Schoolteacher Lisa Quarry and her husband and parents operate Gamin' Ride in Feasterville. She had some trepidation about entering a video-game business.

"I thought, I'm a teacher. Should I be supporting video games?" Lisa Quarry said. "But nowadays the kids play across the Internet with their headphones on. When they're in a trailer, they have to socialize."

Parents also control which games the kids are permitted to play on the trailer.

At Zachary's birthday bash, green laser lights flickered on the trailer's ceilings, and the four TV video screen lit the theaterlike interior.

Boys and girls created digital versions of themselves to play games amid an unending soundtrack of bloops, pops and whizzes. When they discovered that Meinhart had Skylanders, there was a collective kiddie swoon.
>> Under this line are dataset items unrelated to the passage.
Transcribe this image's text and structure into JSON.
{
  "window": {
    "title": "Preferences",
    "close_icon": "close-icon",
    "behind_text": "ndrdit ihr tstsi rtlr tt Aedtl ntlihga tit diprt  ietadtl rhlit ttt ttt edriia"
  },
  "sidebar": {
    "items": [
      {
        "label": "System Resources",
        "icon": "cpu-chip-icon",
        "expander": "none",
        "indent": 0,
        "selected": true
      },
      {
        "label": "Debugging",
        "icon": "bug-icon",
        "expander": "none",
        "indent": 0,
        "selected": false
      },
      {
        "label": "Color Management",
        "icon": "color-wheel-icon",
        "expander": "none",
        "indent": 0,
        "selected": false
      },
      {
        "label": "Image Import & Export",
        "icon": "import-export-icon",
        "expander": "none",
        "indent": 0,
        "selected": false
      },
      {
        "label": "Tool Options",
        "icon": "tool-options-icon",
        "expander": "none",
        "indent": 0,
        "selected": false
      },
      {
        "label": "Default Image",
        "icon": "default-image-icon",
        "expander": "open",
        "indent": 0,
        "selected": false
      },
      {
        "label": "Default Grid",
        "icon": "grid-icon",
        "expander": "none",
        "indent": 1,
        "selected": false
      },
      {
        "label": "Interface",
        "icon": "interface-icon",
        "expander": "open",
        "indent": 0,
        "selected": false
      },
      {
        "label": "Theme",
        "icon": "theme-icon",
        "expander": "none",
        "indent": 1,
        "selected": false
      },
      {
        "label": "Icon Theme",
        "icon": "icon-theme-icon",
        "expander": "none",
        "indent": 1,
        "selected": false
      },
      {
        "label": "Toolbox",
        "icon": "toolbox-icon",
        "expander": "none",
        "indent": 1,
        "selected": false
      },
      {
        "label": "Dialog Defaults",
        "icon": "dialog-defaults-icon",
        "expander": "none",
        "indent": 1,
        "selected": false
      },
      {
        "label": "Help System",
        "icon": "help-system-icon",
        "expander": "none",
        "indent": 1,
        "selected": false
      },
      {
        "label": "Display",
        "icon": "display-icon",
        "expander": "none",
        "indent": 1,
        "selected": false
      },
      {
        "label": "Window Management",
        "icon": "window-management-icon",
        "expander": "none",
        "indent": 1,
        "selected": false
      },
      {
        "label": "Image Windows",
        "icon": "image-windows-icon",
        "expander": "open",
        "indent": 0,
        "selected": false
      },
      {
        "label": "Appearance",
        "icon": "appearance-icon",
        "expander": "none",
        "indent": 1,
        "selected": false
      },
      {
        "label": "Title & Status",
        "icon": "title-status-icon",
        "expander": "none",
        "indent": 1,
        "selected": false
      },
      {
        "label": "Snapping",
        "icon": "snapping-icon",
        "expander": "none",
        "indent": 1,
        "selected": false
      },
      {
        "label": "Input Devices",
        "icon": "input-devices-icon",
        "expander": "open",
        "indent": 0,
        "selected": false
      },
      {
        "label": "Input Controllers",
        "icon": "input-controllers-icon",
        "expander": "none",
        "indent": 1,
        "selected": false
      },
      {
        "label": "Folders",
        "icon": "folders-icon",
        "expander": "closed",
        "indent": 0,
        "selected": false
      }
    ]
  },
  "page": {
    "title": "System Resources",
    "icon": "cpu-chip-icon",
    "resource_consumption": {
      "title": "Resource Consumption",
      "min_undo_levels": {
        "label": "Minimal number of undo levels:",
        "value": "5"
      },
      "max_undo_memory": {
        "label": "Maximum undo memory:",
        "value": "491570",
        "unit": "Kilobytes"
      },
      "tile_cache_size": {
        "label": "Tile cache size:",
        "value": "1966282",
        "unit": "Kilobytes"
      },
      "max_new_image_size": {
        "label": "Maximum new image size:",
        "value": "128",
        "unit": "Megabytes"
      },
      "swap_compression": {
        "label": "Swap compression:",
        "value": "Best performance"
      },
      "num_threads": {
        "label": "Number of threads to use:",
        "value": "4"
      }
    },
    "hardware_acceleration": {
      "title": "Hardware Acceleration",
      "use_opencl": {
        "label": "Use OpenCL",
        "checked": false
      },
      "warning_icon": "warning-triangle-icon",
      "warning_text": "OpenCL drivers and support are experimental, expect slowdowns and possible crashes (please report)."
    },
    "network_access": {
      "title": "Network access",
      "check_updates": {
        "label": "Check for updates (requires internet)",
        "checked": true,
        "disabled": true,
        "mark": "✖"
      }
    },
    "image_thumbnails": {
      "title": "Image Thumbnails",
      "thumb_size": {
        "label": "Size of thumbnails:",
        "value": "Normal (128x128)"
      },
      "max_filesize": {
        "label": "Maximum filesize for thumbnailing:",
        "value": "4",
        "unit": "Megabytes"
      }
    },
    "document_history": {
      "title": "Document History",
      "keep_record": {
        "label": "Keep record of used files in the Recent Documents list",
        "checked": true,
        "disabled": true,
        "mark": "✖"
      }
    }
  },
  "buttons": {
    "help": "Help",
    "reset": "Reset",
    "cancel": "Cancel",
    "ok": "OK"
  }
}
Then came a contest for controllers.

"Once the kids get older, they don't want to go to places like Chuck E. Cheese," said Zachary's mother, Sandy Jordan, "but this is something cool and they can do it with their friends.

"And the parents like it because it gets the party out of the house," she said.

Zachary, who'd rather play the Wii U than any afterschool sport, pronounced his video game birthday parties to be the best ever. (This is his second.)

Neighbor Corynn Cusson, whose three children attended the party, had other plans for the video-game truck.

"I'll probably do it for my husband's birthday party," Cusson said. "I think he's in [the trailer] right now."